7

I have some UTF-8 encoded strings in structures which I am dumping for debugging purposes with Data::Dumper.

A small test case is:

use utf8;
use Data::Dumper;
say Dumper({да=>"не"}

It outputs

{
  "\x{434}\x{430}" => "\x{43d}\x{435}"
};

but I want to see

{
  "да" => "не"
};

Of course my structure is quite more complex. How can I make the strings in the dumped structure readable while debugging?
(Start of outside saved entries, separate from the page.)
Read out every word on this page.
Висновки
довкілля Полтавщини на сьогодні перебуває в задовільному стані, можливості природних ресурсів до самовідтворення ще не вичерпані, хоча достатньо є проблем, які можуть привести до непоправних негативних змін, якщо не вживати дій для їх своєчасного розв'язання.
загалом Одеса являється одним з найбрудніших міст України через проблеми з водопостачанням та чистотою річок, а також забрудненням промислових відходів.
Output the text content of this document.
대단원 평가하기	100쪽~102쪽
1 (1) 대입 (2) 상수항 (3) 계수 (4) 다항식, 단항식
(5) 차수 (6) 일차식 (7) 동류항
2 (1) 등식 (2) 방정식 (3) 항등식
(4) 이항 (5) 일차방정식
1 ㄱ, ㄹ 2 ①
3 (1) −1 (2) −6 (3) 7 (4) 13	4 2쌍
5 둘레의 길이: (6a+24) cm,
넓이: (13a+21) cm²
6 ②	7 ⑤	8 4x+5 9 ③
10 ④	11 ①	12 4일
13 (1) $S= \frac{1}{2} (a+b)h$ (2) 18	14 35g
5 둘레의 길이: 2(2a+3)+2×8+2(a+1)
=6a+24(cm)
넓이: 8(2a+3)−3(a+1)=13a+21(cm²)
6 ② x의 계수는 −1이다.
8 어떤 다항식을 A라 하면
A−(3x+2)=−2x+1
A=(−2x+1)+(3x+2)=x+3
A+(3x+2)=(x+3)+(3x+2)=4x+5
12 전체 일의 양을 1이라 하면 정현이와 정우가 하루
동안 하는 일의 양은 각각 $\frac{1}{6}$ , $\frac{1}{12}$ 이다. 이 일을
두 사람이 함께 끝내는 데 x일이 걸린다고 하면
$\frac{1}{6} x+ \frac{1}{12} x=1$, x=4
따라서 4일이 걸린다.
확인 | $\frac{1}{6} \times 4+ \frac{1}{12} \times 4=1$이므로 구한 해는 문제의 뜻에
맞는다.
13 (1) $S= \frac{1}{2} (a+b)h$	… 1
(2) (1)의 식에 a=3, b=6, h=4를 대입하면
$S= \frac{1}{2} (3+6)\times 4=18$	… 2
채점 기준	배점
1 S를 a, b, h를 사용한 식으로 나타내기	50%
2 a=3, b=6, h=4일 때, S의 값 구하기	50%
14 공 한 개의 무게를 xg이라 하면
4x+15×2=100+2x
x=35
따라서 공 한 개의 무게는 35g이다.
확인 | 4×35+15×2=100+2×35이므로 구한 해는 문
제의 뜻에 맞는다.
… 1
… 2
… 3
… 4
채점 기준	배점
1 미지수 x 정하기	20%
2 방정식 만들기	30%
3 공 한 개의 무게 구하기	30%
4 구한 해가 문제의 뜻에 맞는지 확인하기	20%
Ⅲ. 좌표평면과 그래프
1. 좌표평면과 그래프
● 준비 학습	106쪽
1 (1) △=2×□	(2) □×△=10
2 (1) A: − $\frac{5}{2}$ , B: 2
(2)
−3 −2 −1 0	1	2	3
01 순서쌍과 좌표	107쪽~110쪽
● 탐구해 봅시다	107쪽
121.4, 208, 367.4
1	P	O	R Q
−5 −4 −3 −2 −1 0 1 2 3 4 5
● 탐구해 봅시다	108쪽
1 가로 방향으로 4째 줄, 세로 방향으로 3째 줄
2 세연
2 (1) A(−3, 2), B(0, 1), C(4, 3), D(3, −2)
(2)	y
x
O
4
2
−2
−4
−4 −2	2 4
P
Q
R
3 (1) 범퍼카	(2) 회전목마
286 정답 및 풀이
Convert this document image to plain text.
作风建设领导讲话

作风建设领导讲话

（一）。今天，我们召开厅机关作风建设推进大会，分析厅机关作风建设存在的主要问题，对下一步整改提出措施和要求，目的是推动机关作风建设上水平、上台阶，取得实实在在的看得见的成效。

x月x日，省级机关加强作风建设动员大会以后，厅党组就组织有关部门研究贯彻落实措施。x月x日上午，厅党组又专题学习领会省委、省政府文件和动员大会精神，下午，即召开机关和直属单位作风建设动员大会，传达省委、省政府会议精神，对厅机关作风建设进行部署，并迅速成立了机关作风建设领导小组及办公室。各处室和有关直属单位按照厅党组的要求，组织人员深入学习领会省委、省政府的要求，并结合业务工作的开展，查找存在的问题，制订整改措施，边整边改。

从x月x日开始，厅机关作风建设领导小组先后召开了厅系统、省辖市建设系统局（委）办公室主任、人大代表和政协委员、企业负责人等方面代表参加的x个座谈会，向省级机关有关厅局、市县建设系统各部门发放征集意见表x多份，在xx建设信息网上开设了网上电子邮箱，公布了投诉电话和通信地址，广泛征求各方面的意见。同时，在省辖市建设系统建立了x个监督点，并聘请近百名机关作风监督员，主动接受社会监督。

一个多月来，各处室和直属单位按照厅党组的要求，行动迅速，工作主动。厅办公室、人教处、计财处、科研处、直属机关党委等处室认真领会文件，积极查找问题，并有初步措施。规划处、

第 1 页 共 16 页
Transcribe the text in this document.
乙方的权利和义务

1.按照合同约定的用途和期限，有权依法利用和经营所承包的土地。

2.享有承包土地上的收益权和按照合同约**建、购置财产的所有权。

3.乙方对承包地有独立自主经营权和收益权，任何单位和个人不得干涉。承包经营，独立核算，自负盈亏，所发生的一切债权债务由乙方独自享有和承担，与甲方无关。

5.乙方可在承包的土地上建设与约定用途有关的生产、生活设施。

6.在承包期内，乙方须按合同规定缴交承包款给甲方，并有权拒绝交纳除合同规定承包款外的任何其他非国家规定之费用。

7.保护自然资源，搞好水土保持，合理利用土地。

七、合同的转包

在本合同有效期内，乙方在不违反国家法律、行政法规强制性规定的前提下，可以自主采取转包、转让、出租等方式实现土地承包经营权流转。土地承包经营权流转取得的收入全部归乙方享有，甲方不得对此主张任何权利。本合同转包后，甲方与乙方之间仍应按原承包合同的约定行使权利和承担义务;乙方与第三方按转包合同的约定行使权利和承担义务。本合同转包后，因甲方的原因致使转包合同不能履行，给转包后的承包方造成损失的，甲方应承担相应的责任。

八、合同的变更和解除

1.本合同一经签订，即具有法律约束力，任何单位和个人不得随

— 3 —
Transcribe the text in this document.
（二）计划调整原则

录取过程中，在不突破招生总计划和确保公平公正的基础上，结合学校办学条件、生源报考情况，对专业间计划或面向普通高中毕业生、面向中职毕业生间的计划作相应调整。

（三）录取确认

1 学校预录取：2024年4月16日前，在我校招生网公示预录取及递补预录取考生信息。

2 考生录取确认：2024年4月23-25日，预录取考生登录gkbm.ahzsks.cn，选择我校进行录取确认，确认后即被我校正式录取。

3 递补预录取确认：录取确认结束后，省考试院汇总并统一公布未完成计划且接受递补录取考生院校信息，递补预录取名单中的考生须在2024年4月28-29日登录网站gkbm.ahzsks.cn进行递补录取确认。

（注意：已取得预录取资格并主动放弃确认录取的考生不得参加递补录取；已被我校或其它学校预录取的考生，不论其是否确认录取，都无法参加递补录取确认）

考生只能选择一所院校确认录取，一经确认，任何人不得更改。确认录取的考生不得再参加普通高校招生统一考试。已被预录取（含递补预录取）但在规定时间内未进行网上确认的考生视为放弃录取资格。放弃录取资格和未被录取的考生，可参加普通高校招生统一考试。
Maybe I have to process the output via chr somehow before warn/say?

David Tonhofer
  • 14,559
  • 5
  • 55
  • 51
Беров
  • 1,383
  • 10
  • 22
  • 2
    I'd also encourage you to post an answer. This is good to have on Stackoverflow while I can't find it. (The answer needn't be elaborate but just rounded enough with a simple example.) Another good source is [Accents not respected in printing out with data::dumper](https://stackoverflow.com/q/22781754/4653379) but it doesn't mention the `Encode` way so I wouldn't mark this as a duplicate – zdim May 23 '18 at 16:46

3 Answers3

7

Just for debugging:

#!/usr/bin/perl
use strict;
use warnings;
use v5.10;
use utf8;
use Data::Dumper;
binmode STDOUT, ':utf8';

CASE_1: {
    # Redefine Data::Dumper::qquote() to do nothing
    no warnings 'redefine';
    local *Data::Dumper::qquote = sub { qq["${\(shift)}"] };
    # Use the Pure Perl implementation of Dumper
    local $Data::Dumper::Useperl = 1;

    say Dumper({да=>"не"});
}

CASE_2: {
    # Use YAML instead
    use YAML;
    say Dump({да=>"не"});
}

CASE_3: {
    # Evalulate whole dumped string
    no strict 'vars';
    local $Data::Dumper::Terse = 1;

    my $var = Dumper({да=>"не"});
    say eval "qq#$var#" or die $@;
}

__END__
$VAR1 = {
          "да" => "не"
        };

---
да: не

{
  "да" => "не"
}
David Tonhofer
  • 14,559
  • 5
  • 55
  • 51
ernix
  • 3,442
  • 1
  • 17
  • 23
  • Just by switching to the pure Perl implementation of `Data::Dumper`, the output (written to STDOUT which I have told Perl should be UTF-8 using "`binmode STDOUT, ':encoding(UTF-8)';`" switches from `"Sau\x{f0}anes Airport"` (escaped ISO-8859-1; cannot be `eval`-ed back assuming UTF-8) to `'Sauðanes Airport'` (unescaped UTF-8). Is that some kind of bug? I am not amused. – David Tonhofer Jan 17 '19 at 19:52
  • @DavidTonhofer Wherever you prefer, gist maybe? – ernix Jan 18 '19 at 13:50
  • @ernix A gist exists at https://gist.github.com/dtonhofer/29c8d561c911cc93052f2bb2181ee75e -- although the output differs between implementations, I was unable to reproduce to problems of reading-back I encountered earlier. Reading yields the correct strings. Tested on Fedora 29 and CentOS 7.6. I have to review my processing pipeline I set up at work to look for some error. – David Tonhofer Jan 19 '19 at 14:53
  • @DavidTonhofer Try `Useqq(1)`, I also forked/replied to your gist. – ernix Jan 19 '19 at 18:07
1

print Dumper(%mydata) =~ s/\\x\{([0-9a-f]{2,})\}/chr hex $1/ger;
  • 1
    While this code may answer the question, providing additional context regarding why and/or how this code answers the question improves its long-term value. I would recommend you to check SO's [official How to Answer article](https://stackoverflow.com/help/how-to-answer) along with the comprehensive [blog post](https://codeblog.jonskeet.uk/2009/02/17/answering-technical-questions-helpfully/) from [Jon Skeet](https://stackoverflow.com/users/22656/jon-skeet). – Aleksey Potapov Jan 24 '20 at 09:32
-1

sorry but I had tested eval whole dump and had got some repugnancy for my data so

Data::Dumper->new(\@_)
  ->Indent(1)->Sortkeys(1)->Terse(1)->Useqq(0)->Dump
  =~ s/((?:\\x\{[\da-f]+\})+)/eval '"'.$1.'"'/eigr;
Mihail N
  • 1
  • 1